Ce vieux chant populaire, où s’exprimait jadis la détresse des paysans du duc Charles IV foulés par les Suédois, les Baillard l’ont retrouvé, et tout spontanément le prennent pour chant de guerre. Cette plainte villageoise et guerrière leur plaît par son caractère de méfiance et d’hostilité contre l’étranger. Le sentiment profond qui les anime y trouve une forme saisissante.

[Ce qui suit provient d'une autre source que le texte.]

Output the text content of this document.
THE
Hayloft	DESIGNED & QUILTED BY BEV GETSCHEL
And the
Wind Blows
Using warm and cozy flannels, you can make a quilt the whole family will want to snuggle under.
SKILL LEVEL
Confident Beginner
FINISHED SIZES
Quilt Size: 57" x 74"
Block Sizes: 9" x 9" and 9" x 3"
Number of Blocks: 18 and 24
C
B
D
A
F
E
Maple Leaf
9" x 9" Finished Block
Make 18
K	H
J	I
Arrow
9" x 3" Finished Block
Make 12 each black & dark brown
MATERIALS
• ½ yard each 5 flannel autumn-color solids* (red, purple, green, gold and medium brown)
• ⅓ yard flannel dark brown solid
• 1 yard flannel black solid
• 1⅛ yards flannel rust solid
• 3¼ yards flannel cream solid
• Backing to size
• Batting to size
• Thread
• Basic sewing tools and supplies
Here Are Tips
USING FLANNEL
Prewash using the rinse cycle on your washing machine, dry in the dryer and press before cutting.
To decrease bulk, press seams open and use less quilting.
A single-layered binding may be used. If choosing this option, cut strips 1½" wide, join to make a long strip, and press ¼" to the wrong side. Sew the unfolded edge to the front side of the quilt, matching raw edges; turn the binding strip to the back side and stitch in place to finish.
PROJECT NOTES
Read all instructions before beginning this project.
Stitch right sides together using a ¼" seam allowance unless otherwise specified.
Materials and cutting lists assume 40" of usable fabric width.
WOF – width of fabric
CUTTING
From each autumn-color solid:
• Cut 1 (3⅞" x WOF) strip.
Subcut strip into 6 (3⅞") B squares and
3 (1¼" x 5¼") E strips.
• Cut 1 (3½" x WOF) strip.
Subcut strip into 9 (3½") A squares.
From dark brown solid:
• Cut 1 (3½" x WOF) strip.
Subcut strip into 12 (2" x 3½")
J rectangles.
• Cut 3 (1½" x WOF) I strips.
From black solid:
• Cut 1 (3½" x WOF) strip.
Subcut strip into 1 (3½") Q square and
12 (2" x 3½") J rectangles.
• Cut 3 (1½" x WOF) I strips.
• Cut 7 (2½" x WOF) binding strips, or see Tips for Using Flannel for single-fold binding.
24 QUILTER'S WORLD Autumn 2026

La sœur Thérèse les enflamme tous quand elle chante, avec l’accent des paysans qui voient apparaître sur l’horizon une petite troupe d’inconnus :

Filles et pâtureaux,
C’est pas le moment de parler ;
Vite, au plus tôt, courez parmi les champs
Pour ramasser nos troupeaux tout d’un temps.
Envoyez le chien BrissaudEt vous, Fidèle,
Pour les faire retourner
Pendant que je ferai la sentinelle.
Car je serai pris, S’ils nous trouvent ici.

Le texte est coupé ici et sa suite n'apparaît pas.